Mrs Burt handed her the bag. ‘Come on,’ she said. ‘I’ll write you a pass.’
‘For where?’ Eleanor asked.
‘Your counselor’s office.’
Eleanor took a sharp breath. ‘I can’t walk down the hall like this.’
‘What do you want from me, Eleanor?’ That was obviously a rhetorical question; Mrs Burt wasn’t even looking at her. Eleanor followed her to the coach’s office and waited for the pass.
As soon as she got out to the hallway, the tears came on hard. She couldn’t walk through the school like this – in her gymsuit. In front of boys … And everybody. In front of Tina. God, Tina was probably selling tickets outside the cafeteria. Eleanor couldn’t do it. Not like this.
It wasn’t just that her gymsuit was ugly. (Polyester. One-piece. Red-and-white stripes with an extra-long white zipper.)
It was also extremely tight.
The shorts just barely cleared her underwear, and the fabric was stretched so tight over her chest, the seams were starting to pop under her arms.
She was a tragedy in that gymsuit. A ten-car pileup.
People were already showing up for the next gym class. A few freshman girls looked at Eleanor, then started whispering. Her bag was dripping.

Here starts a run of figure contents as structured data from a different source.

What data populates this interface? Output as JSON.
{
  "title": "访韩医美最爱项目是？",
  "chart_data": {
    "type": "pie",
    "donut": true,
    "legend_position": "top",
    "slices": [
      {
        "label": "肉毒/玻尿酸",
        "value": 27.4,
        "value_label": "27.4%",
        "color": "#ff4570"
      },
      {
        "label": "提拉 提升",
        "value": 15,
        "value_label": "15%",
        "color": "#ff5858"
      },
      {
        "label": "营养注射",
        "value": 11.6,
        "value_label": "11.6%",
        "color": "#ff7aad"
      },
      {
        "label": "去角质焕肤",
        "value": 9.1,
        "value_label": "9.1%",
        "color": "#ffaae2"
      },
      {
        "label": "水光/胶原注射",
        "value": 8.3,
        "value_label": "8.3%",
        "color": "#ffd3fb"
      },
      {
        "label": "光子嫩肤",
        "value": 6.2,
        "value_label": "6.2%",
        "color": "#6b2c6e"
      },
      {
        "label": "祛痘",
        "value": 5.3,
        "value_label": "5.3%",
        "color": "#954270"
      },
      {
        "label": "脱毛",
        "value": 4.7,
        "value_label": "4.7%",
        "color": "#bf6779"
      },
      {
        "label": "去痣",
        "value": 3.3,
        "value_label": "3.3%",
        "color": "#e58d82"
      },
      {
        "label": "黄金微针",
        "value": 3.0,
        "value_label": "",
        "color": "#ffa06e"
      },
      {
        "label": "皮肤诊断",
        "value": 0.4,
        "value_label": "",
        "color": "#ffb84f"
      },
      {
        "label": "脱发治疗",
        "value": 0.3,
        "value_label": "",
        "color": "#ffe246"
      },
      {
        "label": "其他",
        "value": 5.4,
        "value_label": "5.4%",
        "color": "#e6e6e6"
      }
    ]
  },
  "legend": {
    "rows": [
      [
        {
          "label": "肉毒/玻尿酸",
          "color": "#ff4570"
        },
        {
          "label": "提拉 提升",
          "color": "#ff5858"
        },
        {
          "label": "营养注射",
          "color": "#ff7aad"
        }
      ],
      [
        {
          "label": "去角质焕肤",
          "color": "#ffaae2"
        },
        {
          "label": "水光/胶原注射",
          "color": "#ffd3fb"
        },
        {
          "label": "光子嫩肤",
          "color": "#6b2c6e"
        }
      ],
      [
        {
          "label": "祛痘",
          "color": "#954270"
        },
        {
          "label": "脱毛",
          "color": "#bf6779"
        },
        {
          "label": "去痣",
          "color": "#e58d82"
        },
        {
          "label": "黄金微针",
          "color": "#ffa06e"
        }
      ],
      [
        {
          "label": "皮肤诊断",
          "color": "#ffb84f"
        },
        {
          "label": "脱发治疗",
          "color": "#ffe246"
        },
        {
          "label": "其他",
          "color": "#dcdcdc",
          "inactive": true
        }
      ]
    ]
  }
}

Before she could think it through, Eleanor turned the wrong way down the hall and headed for the door to the football field. She acted like she was supposed to be walking out of the building in the middle of the day, like she was on some kind of weeping/half-dressed/drippy-bag mission.
The door clicked locked behind her, and Eleanor crouched against it, letting herself fall apart. Just for a minute. God. God.
There was a trash can sitting right outside the door, and she got up and hurled the Food 4 Less bag into it. She wiped her eyes with her gymsuit. Okay, she told herself, taking a deep breath, get it together. Don’t let them get to you. Those were her new jeans in the trash. And her favorite shoes. Her Vans. She walked over to the trash and shook her head, reaching down for the bag. Fuck you, Tina. Fuck you to the moon.